At a Glance
For a complete list of heritage-friendly businesses visit the Heritage Watch heritage friendly business directory.
The Kingdom of Cambodia welcomed over a million and a half tourists in 2006. And the Ministry of Tourism expects that the number of visitors will increase by 20% in 2007.
The main attraction?
Cambodia’s ancient heritage, specifically the Angkor Archaeological Complex in Siem Reap province. But the enigmatic temples that attract thousands of visitors every day are also continually threatened by looting.
Archaeologist Dougald O’Reilly, founder of the non-governmental organization Heritage Watch, has been working to protect Cambodia’s heritage by raising awareness of looting and its consequences. Since the organizations establishment in 2003, Heritage Watch has pursued its goal through a growing number of unique ideas and projects.
Their newest concept? Heritage friendly tourism.
With full support from the Ministry of Tourism and the Apsara Authority, Heritage Watch has declared the year 2007 ‘Heritage Friendly.’ The aim is to bring together locally based private, public and non-governmental sectors in a nationwide collaboration to promote responsible tourism, while encouraging businesses to promote the arts, culture, heritage and development projects in Cambodia. Each sector both fulfills and benefits from the campaign.

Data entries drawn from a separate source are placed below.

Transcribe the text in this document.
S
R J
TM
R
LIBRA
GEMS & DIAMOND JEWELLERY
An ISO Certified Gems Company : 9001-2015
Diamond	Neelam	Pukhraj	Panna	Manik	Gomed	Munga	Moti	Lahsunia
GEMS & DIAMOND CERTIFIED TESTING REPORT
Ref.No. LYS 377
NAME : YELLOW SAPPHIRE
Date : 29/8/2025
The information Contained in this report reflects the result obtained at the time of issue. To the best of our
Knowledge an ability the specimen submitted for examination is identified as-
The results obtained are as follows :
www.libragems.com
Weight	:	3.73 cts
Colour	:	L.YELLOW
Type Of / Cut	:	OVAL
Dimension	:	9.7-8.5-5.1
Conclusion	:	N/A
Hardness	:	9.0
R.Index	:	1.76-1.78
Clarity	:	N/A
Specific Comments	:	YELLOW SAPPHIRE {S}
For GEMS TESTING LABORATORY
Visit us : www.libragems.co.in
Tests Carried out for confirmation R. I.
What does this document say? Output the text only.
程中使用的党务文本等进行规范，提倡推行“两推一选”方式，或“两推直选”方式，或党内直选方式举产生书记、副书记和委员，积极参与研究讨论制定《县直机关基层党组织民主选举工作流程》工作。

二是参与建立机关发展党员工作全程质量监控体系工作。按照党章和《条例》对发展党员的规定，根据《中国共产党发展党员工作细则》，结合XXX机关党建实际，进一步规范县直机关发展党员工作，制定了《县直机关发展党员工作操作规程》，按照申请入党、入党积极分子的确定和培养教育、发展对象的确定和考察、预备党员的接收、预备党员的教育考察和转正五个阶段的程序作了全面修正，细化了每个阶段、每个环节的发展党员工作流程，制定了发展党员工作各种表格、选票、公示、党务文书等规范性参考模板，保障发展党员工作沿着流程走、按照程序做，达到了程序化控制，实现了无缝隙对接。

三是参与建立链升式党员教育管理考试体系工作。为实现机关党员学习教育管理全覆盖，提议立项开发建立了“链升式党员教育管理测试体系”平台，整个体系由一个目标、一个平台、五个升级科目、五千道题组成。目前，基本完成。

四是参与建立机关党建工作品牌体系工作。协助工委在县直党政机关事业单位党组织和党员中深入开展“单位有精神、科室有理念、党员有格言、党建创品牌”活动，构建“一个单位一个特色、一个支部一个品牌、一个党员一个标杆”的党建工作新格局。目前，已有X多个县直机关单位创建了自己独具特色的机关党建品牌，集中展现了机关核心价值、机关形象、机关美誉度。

The campaign can be seen as an interdependent relationship between Heritage Watch, local businesses and tourists.
Heritage Watch certifies businesses as heritage friendly if they meet certain criteria. Heritage Watch then distributes guidelines on how to be a heritage friendly tourist to travel agencies, which then communicate these messages to their clients. The travel agencies also promote heritage friendly businesses as well as NGOs in the fields of arts, culture, preservation and archaeology.
Through this networking, Heritage Watch encourages tourists to prolong their visits to the Kingdom with exploration of less-traditional tourism pathways such as village tours, arts festivals and expositions, architecture tours, gala dinners, golf tournaments, seminars and expert-speaker tours.
Traveling full circle
As a tourist, being heritage friendly is as simple as being a good citizen. Tourists are encouraged to be respectful of the religious origins of the temples, to not touch the carvings or purchase ancient artifacts. Environmental friendliness is also encouraged: keep heritage sites clean, conserve water (the survival of the temple structures is dependent on a certain level of water in the ground), and use clean-energy transport near the temples when possible.
The final guideline is the link between tourists and businesses: patronize heritage friendly businesses.
The FCC applied for and received heritage-friendly status from Heritage Watch in January 2007.
The FCC contributes to Cambodian arts and culture through programming art exhibits, theatre and music performances, and media and communication-themed presentations.
The buildings of the FCC Phnom Penh, FCC Angkor, and Pacharan, a sister company, have all been sensitively restored according to their classical or modern designs remaining from the early to mid 20th century. By preserving the tangible architectural sites the FCC has also contributed to reviving the intangible heritage of cultural liveliness and elegance that defined 1960s Cambodia, when Phnom Penh was known as the “Pearl of Asia.”
To compliment and enrich the Heritage Friendly Tourism campaign, the web site www.heritagewatch.org and a free quarterly magazine, TouchStone, will promote the campaign’s aims while making accessible information and news on heritage research and development in Cambodia. Finally, by establishing the Heritage Watch Trust, the campaign will also support small NGOs and non-profit organizations in need.